In the preparation of a photographic emulsion the gelatin also acts as an anti-coagulant or stabilizing colloid. The silver halide formed in fluid gelatin does not precipitate out of solution but remains uniformly distributed throughout the preparation, ripening (see below), and coating processes. The gelatin is an important factor in determining the dispersity or range of grain sizes of the silver halide. By suitable regulation of the concentration of the gel, the temperature, and the rate of addition of the components, the grain size distribution can be controlled to meet specific requirements. In the silver halide dispersion, gelatin molecules adsorb at the surface of the silver halide grain, surrounding the grain and forming a barrier that stabilizes the dispersion. The adsorbed layer also, in all likelihood, affects the radiation sensitivity of the grain and makes reduction by developers, more controllable. This is important in the development process and makes it possible to obtain desired results from a given system based on easily controlled parameters such as developer chemistry, development time, temperature, etc. Photographic Emulsion Preparation The exact methods used in preparing commercial photographic emulsions are closely guarded trade secrets, but the basic procedures are well known. There are two general classes of emulsions, the characteristics of which are determined by the end use. They are "negative" emulsions that are used for exposure in cameras and produce a reversed or negative image, and print images that produce the final photograph that we show off to our friends and relatives. Negative emulsions generally must exhibit a relatively wide flexibility in terms of sensitivity since they are used under conditions that are generally beyond the control of the casual photographer. It would be rather impractical if we couldn't take our vacation pictures in bright sunlight and shade with the same camera and film.

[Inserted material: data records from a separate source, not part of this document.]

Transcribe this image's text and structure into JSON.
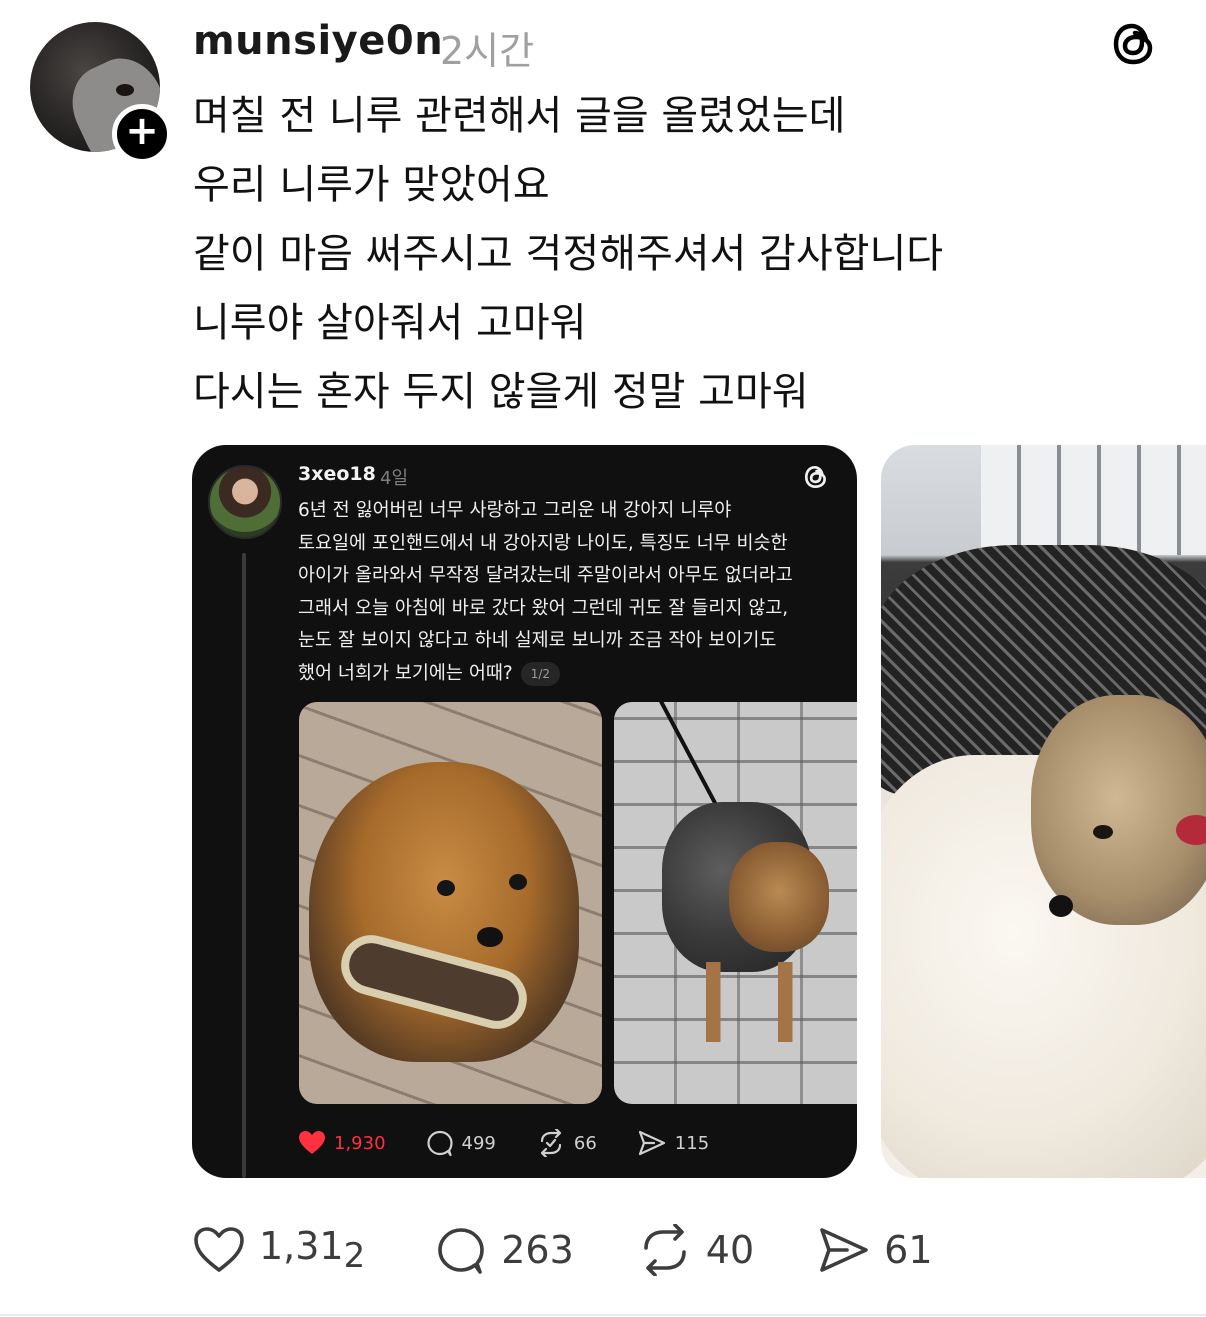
{
  "post": {
    "username": "munsiye0n",
    "time": "2시간",
    "lines": [
      "며칠 전 니루 관련해서 글을 올렸었는데",
      "우리 니루가 맞았어요",
      "같이 마음 써주시고 걱정해주셔서 감사합니다",
      "니루야 살아줘서 고마워",
      "다시는 혼자 두지 않을게 정말 고마워"
    ],
    "stats": {
      "likes": "1,31",
      "likes_tail": "2",
      "replies": "263",
      "reposts": "40",
      "shares": "61"
    }
  },
  "embedded": {
    "username": "3xeo18",
    "time": "4일",
    "lines": [
      "6년 전 잃어버린 너무 사랑하고 그리운 내 강아지 니루야",
      "토요일에 포인핸드에서 내 강아지랑 나이도, 특징도 너무 비슷한",
      "아이가 올라와서 무작정 달려갔는데 주말이라서 아무도 없더라고",
      "그래서 오늘 아침에 바로 갔다 왔어 그런데 귀도 잘 들리지 않고,",
      "눈도 잘 보이지 않다고 하네 실제로 보니까 조금 작아 보이기도",
      "했어 너희가 보기에는 어때?"
    ],
    "page_indicator": "1/2",
    "stats": {
      "likes": "1,930",
      "replies": "499",
      "reposts": "66",
      "shares": "115"
    }
  },
  "colors": {
    "like_red": "#ff3040",
    "card_bg": "#101010"
  },
  "icons": [
    "threads-logo-icon",
    "plus-icon",
    "heart-icon",
    "comment-icon",
    "repost-icon",
    "share-icon"
  ]
}
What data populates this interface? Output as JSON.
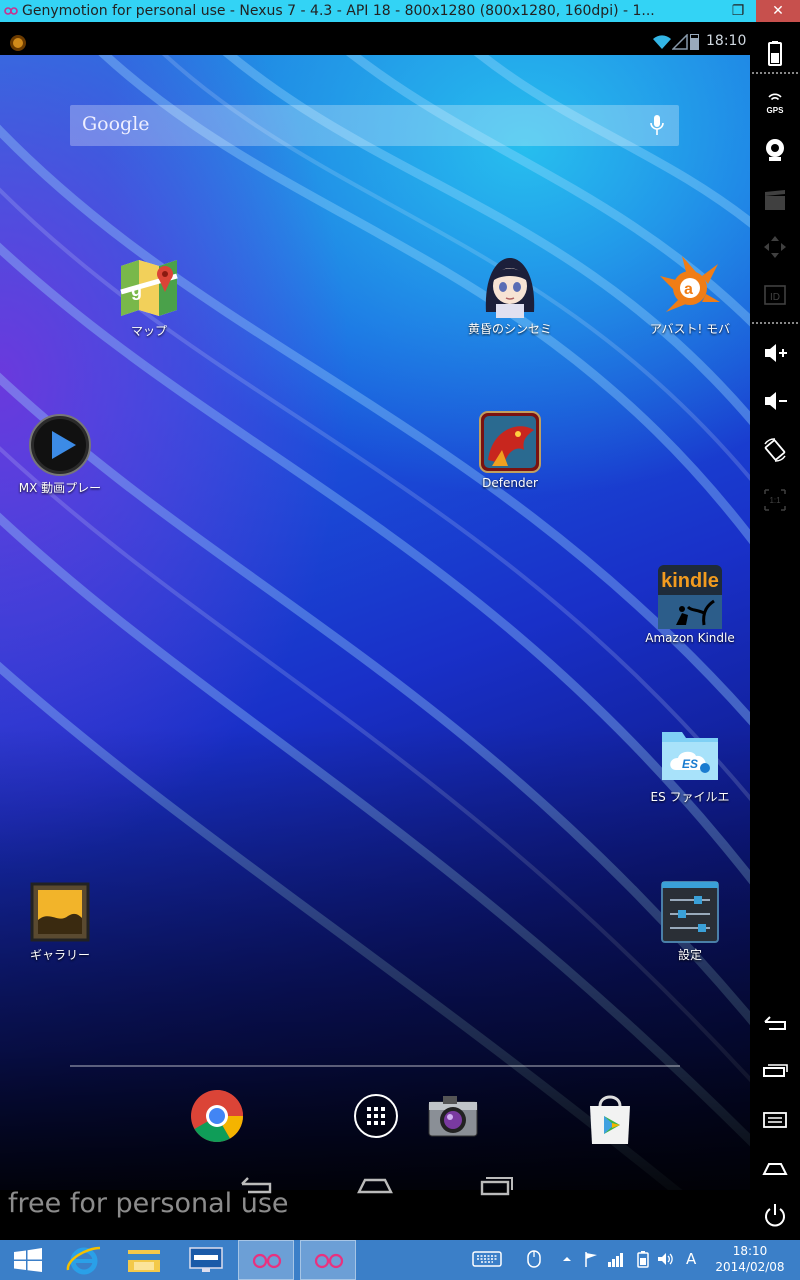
{
  "window": {
    "title": "Genymotion for personal use - Nexus 7 - 4.3 - API 18 - 800x1280 (800x1280, 160dpi) - 1...",
    "restore_glyph": "❐",
    "close_glyph": "✕"
  },
  "status_bar": {
    "time": "18:10"
  },
  "search": {
    "brand": "Google"
  },
  "apps": [
    {
      "label": "マップ",
      "icon": "maps-icon"
    },
    {
      "label": "黄昏のシンセミ",
      "icon": "anime-girl-icon"
    },
    {
      "label": "アバスト! モバ",
      "icon": "avast-icon"
    },
    {
      "label": "MX 動画プレー",
      "icon": "mx-player-icon"
    },
    {
      "label": "Defender",
      "icon": "dragon-icon"
    },
    {
      "label": "Amazon Kindle",
      "icon": "kindle-icon"
    },
    {
      "label": "ES ファイルエ",
      "icon": "es-file-explorer-icon"
    },
    {
      "label": "ギャラリー",
      "icon": "gallery-icon"
    },
    {
      "label": "設定",
      "icon": "settings-icon"
    }
  ],
  "kindle_word": "kindle",
  "dock": [
    "chrome-icon",
    "app-drawer-icon",
    "camera-icon",
    "play-store-icon"
  ],
  "watermark": "free for personal use",
  "sidebar": {
    "gps_label": "GPS",
    "id_label": "ID",
    "ratio_label": "1:1"
  },
  "taskbar": {
    "time": "18:10",
    "date": "2014/02/08",
    "ime_label": "A"
  },
  "colors": {
    "titlebar": "#33d3f5",
    "taskbar": "#3b7fc8",
    "close_button": "#c7504d"
  }
}
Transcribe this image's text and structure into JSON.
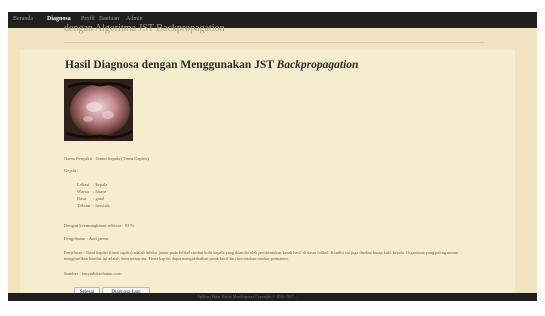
{
  "nav": {
    "items": [
      "Beranda",
      "Diagnosa",
      "Profil",
      "Bantuan",
      "Admin"
    ],
    "active_index": 1
  },
  "header": {
    "subtitle": "dengan Algoritma JST Backpropagation"
  },
  "result": {
    "title_prefix": "Hasil Diagnosa dengan Menggunakan JST ",
    "title_emphasis": "Backpropagation",
    "disease_line": "Nama Penyakit : Jamur kepala (Tinea Capitis)",
    "gejala_heading": "Gejala :",
    "gejala": [
      {
        "label": "Lokasi",
        "value": "kepala"
      },
      {
        "label": "Warna",
        "value": "hitam"
      },
      {
        "label": "Rasa",
        "value": "gatal"
      },
      {
        "label": "Tekstur",
        "value": "bersisik"
      }
    ],
    "accuracy_line": "Dengan keemungkinan sebesar : 93 %",
    "treatment_line": "Pengobatan : Anti jamur",
    "explanation": "Penjelasan : Tinea kapitis (tinea capitis) adalah infeksi jamur pada folikel rambut kulit kepala yang ditandai oleh pembentukan kerak kecil di dasar folikel. Kondisi ini juga disebut kurap kulit kepala. Organisme yang paling umum menghasilkan kondisi ini adalah tinea tonsurans. Tinea kapitis dapat mengakibatkan petak kecil dari kerontokan rambut permanen.",
    "source": "Sumber : tanyadoksehatan.com"
  },
  "buttons": {
    "finish": "Selesai",
    "again": "Diagnosa Lagi"
  },
  "footer": {
    "text": "Aplikasi Pakar Untuk Mendiagnosa Copyright © 2016-2017 ..."
  }
}
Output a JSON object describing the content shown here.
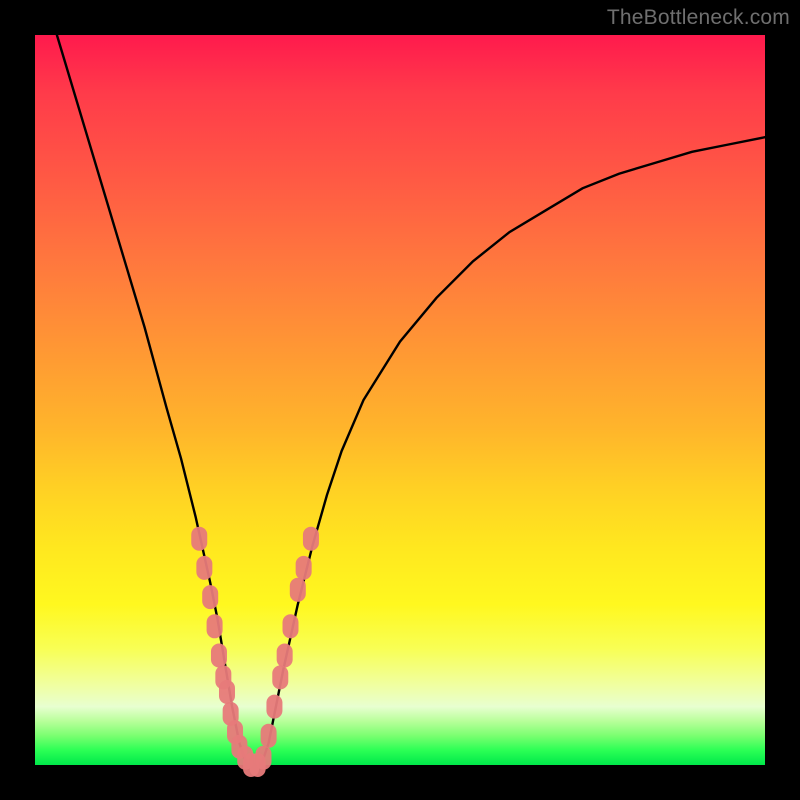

The professional photographer has the option of having several thousands of dollars of cameras dangling around her neck to suit the conditions.

Conclusion

Fine-grain emulsions fix in less time than those of larger grains, and paper emulsions of silver chloride fix faster than bromo-iodide negative emulsions. Thickly coated films, other things being equal, fix more slowly than those with a thin emulsion coating. The fixing time increases appreciably as the solution becomes depleted. With continued use the halide-ion concentration rises in proportion to the amount of silver halide dissolved. When the product of the silver-ion and the halide-ion activities reaches the solubility product of the least soluble silver halide present, the solution will dissolve no more of that silver halide and fixation will necessarily be incomplete It is usually desirable to harden the gelatin after development, and while this may be accomplished by a hardening stop bath prior to fixing, the usual practice is to combine hardening with fixing. The conventional fixing and hardening bath contains in addition to the fixing agent: 1. An organic acid, usually acetic, to provide the necessary acidity to stop development and create the proper pH for effective hardening. 2. Sodium sulfite, which prevents the decomposition of the thiosulfate by the acid and forms colorless oxidation products of the developer thus preventing staining. 3. Alum as a hardening agent. The hardening produced by alum is due to the reaction of the aluminum ions, Al+3, and the carboxyl groups of the gelatin with the formation of cross-linkages between chain molecules. The degree of hardening, other things such as temperature, alkalinity of the film when placed in the fixing bath, etc., being equal, depends on the pH of the solution which in turn depends on the relative proportions of acid, sulfite and alum. Since the addition of developer tends to increase the pH of the fixing bath, the solution should be buffered against an increase in pH. For this reason weak organic acids, such as acetic acid, are used in preference to a stronger acid, such as sulfuric. The addition of boric acid increases the useful hardening life of potassium alum baths and reduces the tendency of the bath to form a sludge.